Partindo desse pressuposto, o objetivo principal deste estudo foi analisar a influência do regime hídrico na composição de elementos minerais em sedimentos e folhas, bem como na constituição físico-química da rizosfera dos bosques onde dominam as arbóreas Avicennia germinans, Laguncularia racemosa e Rhizophora mangle no estuário do rio Mucuri-BA.  

 

Material e métodos

Caracterização da área e do ambiente

O manguezal do rio Mucuri, localizado ao sul do estado da Bahia no município de Mucuri (18º06'00"S e 39º33'30"W), é constituído pelas espécies Avicennia germinans (L.) Stearn., Avicennia schaueriana Staft & Leechm., Laguncularia racemosa (L.) Gaertn. e Rhizophora mangle L.; além das espécies associadas Acrostichum aureum L. e Hibiscus pernambucensis Arruda. (CEPEMAR 1996). O clima da região é tropical úmido e o estuário está sob o regime micromareal, com marés semidiurnas. No período estudado, a média das marés foi de 0,7 m (Diretoria de Hidrografia e Navegação, Ministério da Marinha). As espécies estudadas no presente trabalho foram Avicennia germinans (L.) Stearn., Laguncularia racemosa (L.) Gaertn. e Rhizophora mangle L.

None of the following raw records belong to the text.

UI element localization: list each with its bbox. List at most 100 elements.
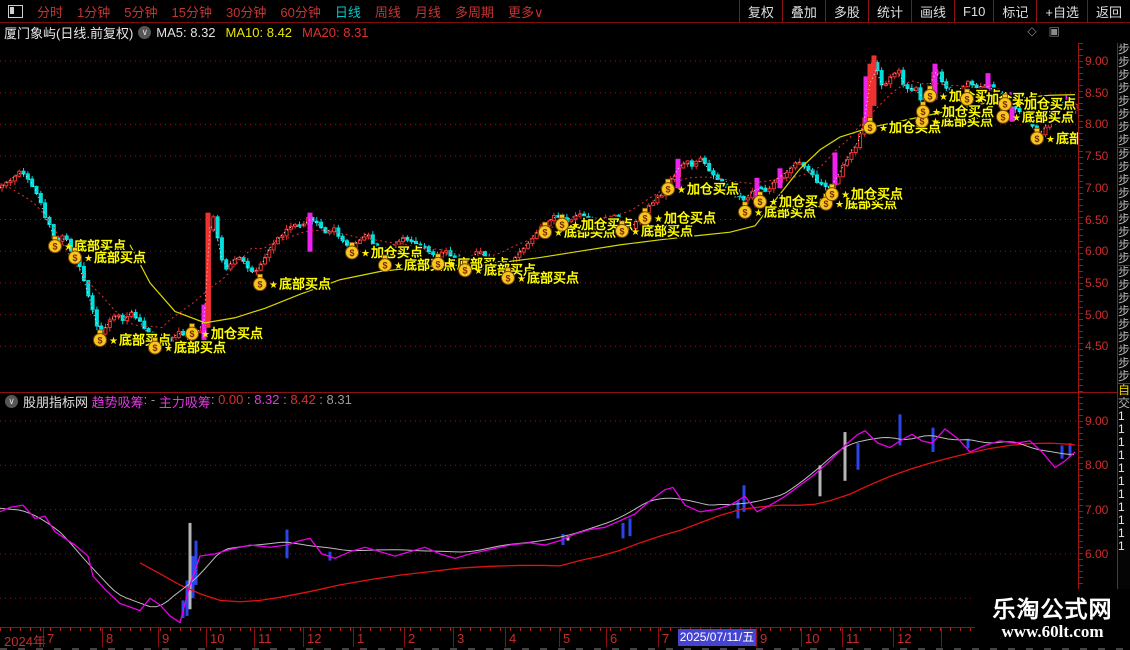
star-icon: ★ [1012, 113, 1021, 124]
main-price-label: 6.50 [1085, 212, 1109, 227]
toolbar-button-1[interactable]: 叠加 [781, 0, 825, 22]
svg-text:$: $ [382, 261, 387, 271]
period-tab-5[interactable]: 60分钟 [280, 4, 321, 20]
svg-text:$: $ [505, 273, 510, 283]
layout-icon[interactable] [8, 4, 23, 18]
chart-title-row: 厦门象屿(日线.前复权) ∨ MA5: 8.32 MA10: 8.42 MA20: … [0, 23, 1130, 42]
star-icon: ★ [164, 344, 173, 355]
svg-text:$: $ [823, 199, 828, 209]
toolbar-button-5[interactable]: F10 [953, 0, 993, 22]
strip-quote-row: 1 [1118, 436, 1125, 449]
main-price-label: 6.00 [1085, 244, 1109, 259]
toolbar-button-3[interactable]: 统计 [867, 0, 911, 22]
star-icon: ★ [447, 260, 456, 271]
buy-marker[interactable]: $★底部买点 [253, 273, 333, 293]
signal-bar [1065, 95, 1071, 116]
star-icon: ★ [554, 228, 563, 239]
buy-label: 底部买点 [174, 340, 226, 355]
toolbar-button-4[interactable]: 画线 [910, 0, 954, 22]
buy-marker[interactable]: $ ★ 加仓买点 [825, 183, 905, 203]
strip-quote-row: 1 [1118, 462, 1125, 475]
buy-marker[interactable]: $ ★ 加仓买点 [638, 207, 718, 227]
strip-header: 自 [1118, 383, 1130, 397]
period-tab-3[interactable]: 15分钟 [171, 4, 212, 20]
svg-text:$: $ [72, 253, 77, 263]
buy-marker[interactable]: $★底部买点 [68, 247, 148, 267]
main-price-label: 5.00 [1085, 307, 1109, 322]
period-tab-0[interactable]: 分时 [37, 4, 64, 20]
ma-values: MA5: 8.32 MA10: 8.42 MA20: 8.31 [156, 25, 378, 40]
signal-bar [871, 55, 877, 106]
month-separator [941, 628, 942, 647]
chevron-down-icon[interactable]: ∨ [5, 395, 18, 408]
buy-marker[interactable]: $ ★ 加仓买点 [916, 101, 996, 121]
month-separator [842, 628, 843, 647]
strip-row: 步 [1118, 252, 1130, 265]
buy-marker[interactable]: $★底部买点 [819, 193, 899, 213]
month-separator [606, 628, 607, 647]
main-price-label: 4.50 [1085, 339, 1109, 354]
svg-text:$: $ [964, 95, 969, 105]
candlestick-svg: $ ★ 底部买点$ ★ 底部买点$ ★ 底部买点$ ★ 底部买点$ ★ 加仓买点$ ★ 底部买点$ ★ 加仓… [0, 55, 1110, 357]
strip-row: 步 [1118, 187, 1130, 200]
strip-row: 步 [1118, 174, 1130, 187]
time-axis[interactable]: 2024年 2025/07/11/五 7 8 9 10 11 12 1 2 3 4 5 6 7 9 10 11… [0, 627, 1130, 649]
month-label: 10 [805, 631, 820, 646]
buy-label: 加仓买点 [663, 211, 716, 226]
buy-marker[interactable]: $★底部买点 [148, 337, 228, 357]
buy-marker[interactable]: $ ★ 加仓买点 [863, 117, 943, 137]
buy-marker[interactable]: $ ★ 加仓买点 [661, 178, 741, 198]
strip-row: 步 [1118, 331, 1130, 344]
buy-marker[interactable]: $★底部买点 [615, 220, 695, 240]
panel-divider [0, 392, 1130, 393]
toolbar-button-6[interactable]: 标记 [993, 0, 1036, 22]
strip-row: 步 [1118, 147, 1130, 161]
buy-marker[interactable]: $ ★ 加仓买点 [753, 191, 833, 211]
indicator-signal-bar [742, 485, 746, 512]
star-icon: ★ [677, 185, 686, 196]
toolbar-button-2[interactable]: 多股 [824, 0, 868, 22]
month-label: 8 [106, 631, 114, 646]
buy-marker[interactable]: $★底部买点 [93, 329, 173, 349]
buy-marker[interactable]: $★底部买点 [48, 235, 128, 255]
buy-marker[interactable]: $★底部买点 [738, 201, 818, 221]
indicator-chart[interactable] [0, 410, 1078, 625]
main-price-label: 8.50 [1085, 85, 1109, 100]
month-label: 7 [662, 631, 670, 646]
split-window-icon[interactable]: ▣ [1048, 24, 1060, 38]
main-price-label: 7.50 [1085, 149, 1109, 164]
month-label: 12 [307, 631, 322, 646]
diamond-icon[interactable]: ◇ [1027, 24, 1037, 38]
period-tab-7[interactable]: 周线 [374, 4, 401, 20]
period-tab-8[interactable]: 月线 [414, 4, 441, 20]
month-separator [658, 628, 659, 647]
svg-text:$: $ [559, 220, 564, 230]
indicator-values: 股朋指标网 趋势吸筹: - 主力吸筹: 0.00 : 8.32 : 8.42 :… [23, 392, 352, 411]
period-tab-1[interactable]: 1分钟 [77, 4, 111, 20]
period-tab-9[interactable]: 多周期 [454, 4, 494, 20]
buy-marker[interactable]: $★底部买点 [1030, 127, 1110, 147]
toolbar-button-8[interactable]: 返回 [1086, 0, 1130, 22]
buy-marker[interactable]: $ ★ 加仓买点 [185, 323, 265, 343]
indicator-segment-5: 0.00 [218, 392, 244, 407]
indicator-signal-bar [628, 518, 632, 537]
buy-marker[interactable]: $★底部买点 [538, 221, 618, 241]
strip-row: 步 [1118, 305, 1130, 318]
buy-marker[interactable]: $★底部买点 [915, 110, 995, 130]
period-tab-6[interactable]: 日线 [334, 4, 361, 20]
toolbar-button-7[interactable]: +自选 [1036, 0, 1087, 22]
strip-row: 步 [1118, 344, 1130, 357]
strip-row: 步 [1118, 292, 1130, 305]
chevron-down-icon[interactable]: ∨ [138, 26, 152, 39]
indicator-segment-2: : - [143, 392, 159, 407]
main-candlestick-chart[interactable]: $ ★ 底部买点 $ ★ 底部买点 $ ★ 底部买点 $ ★ 底部买点 $ ★ 加仓买点 $ ★ 底部买点 $ ★ 加仓… [0, 43, 1110, 391]
period-tab-4[interactable]: 30分钟 [225, 4, 267, 20]
buy-marker[interactable]: $ ★ 加仓买点 [998, 93, 1078, 113]
period-tab-2[interactable]: 5分钟 [124, 4, 158, 20]
buy-marker[interactable]: $★底部买点 [996, 106, 1076, 126]
toolbar-button-0[interactable]: 复权 [738, 0, 782, 22]
period-tab-10[interactable]: 更多∨ [507, 4, 544, 20]
buy-marker[interactable]: $★底部买点 [501, 267, 581, 287]
month-label: 7 [47, 631, 55, 646]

Essas três espécies formam agrupamentos ou florestas mistas em determinadas áreas e homogêneos, ou florestas monoespecíficas em outras, destacando-se sempre uma espécie de domínio. Nas áreas homogêneas, Laguncularia racemosa e Rhizophora mangle ocupam a parte inferior do estuário, sob maior influência das marés, e Avicennia germinans restringindo-se a locais próximos à parte superior do estuário (CEPEMAR 1996). Com base nas características fisiográficas desenvolvidas por Lugo & Snedaker (1974) e reagrupadas por Cintrón et al. (1985), os bosques analisados são do tipo ribeirinho e de bacia, e de formação monoespecífica.

Bosques ribeirinhos são aqueles que se desenvolvem nas margens dos rios e que devido ao fluxo de água rica em nutrientes (descarga de água doce e marés) apresentam elevado porte. Os bosques de bacia se estabelecem nas partes mais internas dos bosques ribeirinhos (Cintrón et al. 1985).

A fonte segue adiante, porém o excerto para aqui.